As I
mentioned in my previous post, we got into a fight with my parents at Christmas
and we haven’t reached any kind of resolution. To make a long story short, it
was a fight over money. They did something they thought was nice, but because
they didn’t consult us, we asked for additional information. They found our
request insulting. Basically they thought we were looking a gift horse in the
mouth. Words were exchanged that gave us insight into how they see us. It
wasn’t pretty.
January
was tense. I avoided them at all costs. By February, when they still hadn’t
provided us with the additional information we’d requested, I contacted their
estate planner – something they’d said I could do. This provoked a very nasty
email from my father, which gave us even further insight into how they think
about us. It was… ugly. Thankfully they’ve been out of the country ever since.
(BTW, our financial advisor assured us that having the additional information was a wise idea.)
So we’re
kind of… done. Exhausted. Unwilling and unable to continue. 2016 really showed
us their stripes in a way that was somehow fundamentally different. All the bad
visits we had and all the words that were exchanged added up. I’m sure it’s also
because my husband and I found the 2016 sobering: we dealt with deaths,
illnesses, surgeries and greatly increased responsibilities at work. Perhaps
it’s because we finally have
financial security and this makes my parents feel unnecessary, and maybe even uncomfortable
about having judged us.
They’re
coming home in a few days and I have to deal with this. I can continue to avoid
them and say that we’re just busy. And we could continue to have contact with
them very sporadically and just keep trying to write off their behavior with
various excuses. But inevitably they’re going to impose some larger request on
our time: to stay at our house, to have us come visit, or to travel with them. And
we’ll need to decline. And all the neurocircuitry in my head is screaming: “you
have a filial obligation!” and “you owe them because they paid for grad
school/fertility treatments/ski trips!” The loudest neurons are screaming:
“they conditioned you to never disappoint them!”
I met
with my therapist today and we discussed this last thought pattern. I’m terrified of disappointing them because they terrorized me growing up. However…
when we began to talk about this fear, it seemed kind of ironic. Despite my
never-ending quest to please them, they’ve always given me the impression that
my husband and I are a continual source of disappointment. With the exception
of recognition for achievements from external sources of authority (like
degrees or promotions) they consistently offer critiques about our
lives. When someone treats us like children at our age/tax bracket/education level – what are we left to think?

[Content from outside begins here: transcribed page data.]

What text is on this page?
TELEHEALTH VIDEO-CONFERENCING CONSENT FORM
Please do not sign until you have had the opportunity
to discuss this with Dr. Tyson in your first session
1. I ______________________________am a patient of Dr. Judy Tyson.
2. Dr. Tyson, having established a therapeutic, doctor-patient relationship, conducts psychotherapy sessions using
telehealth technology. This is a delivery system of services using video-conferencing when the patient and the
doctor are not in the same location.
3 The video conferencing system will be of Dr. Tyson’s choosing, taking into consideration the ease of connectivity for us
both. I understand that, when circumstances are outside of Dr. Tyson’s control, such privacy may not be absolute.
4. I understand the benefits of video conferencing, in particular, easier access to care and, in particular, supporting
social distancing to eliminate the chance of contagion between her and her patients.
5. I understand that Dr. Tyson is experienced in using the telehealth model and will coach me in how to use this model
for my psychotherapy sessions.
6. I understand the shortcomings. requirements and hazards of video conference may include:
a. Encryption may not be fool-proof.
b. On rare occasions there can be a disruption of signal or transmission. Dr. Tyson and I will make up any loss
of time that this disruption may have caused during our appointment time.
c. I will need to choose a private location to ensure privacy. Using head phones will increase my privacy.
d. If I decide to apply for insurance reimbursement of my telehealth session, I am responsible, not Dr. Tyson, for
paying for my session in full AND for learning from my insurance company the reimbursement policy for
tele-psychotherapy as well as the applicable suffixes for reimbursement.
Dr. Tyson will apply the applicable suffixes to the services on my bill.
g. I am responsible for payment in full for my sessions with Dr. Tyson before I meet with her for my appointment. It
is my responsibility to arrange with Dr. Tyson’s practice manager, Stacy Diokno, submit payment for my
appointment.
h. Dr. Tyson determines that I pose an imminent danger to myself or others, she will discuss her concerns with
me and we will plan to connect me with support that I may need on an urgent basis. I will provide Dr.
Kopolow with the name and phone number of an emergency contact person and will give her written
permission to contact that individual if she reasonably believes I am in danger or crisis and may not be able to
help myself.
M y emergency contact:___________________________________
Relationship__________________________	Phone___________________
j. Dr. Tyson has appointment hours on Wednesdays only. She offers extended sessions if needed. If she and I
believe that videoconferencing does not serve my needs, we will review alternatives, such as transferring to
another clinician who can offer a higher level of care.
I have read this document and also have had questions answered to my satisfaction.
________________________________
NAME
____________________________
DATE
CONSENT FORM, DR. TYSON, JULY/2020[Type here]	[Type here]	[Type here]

They just think we aren’t very good people.
And you
know what? If I were to really be honest, I’ve bought it hook, line &
sinker. My husband always asks why I think I’m not a nice person when – on
paper – I am a VERY nice person. (I work with sick kids, I
volunteer, and I treat people in my life kindly.) I’ve always pointed to my more
borderline-y moments and argued that I’d made some fundamental mistakes
in the past which have hurt people. He just shakes his head.
But…
ever since this damn fight at Christmas, I keep going back over our actions and
thinking: we’re not doing anything wrong, so why are they implying we are? Why
do they ALWAYS make us feel like we’re doing something wrong? And why do I keep
people in my life who fundamentally, don’t respect us? Yes, they’re my
parents and they know they need to take care of me but this is not how it’s
done. This is not care. This is control.
I have a
decision to make. I have to grab the controls. And I have to decide how.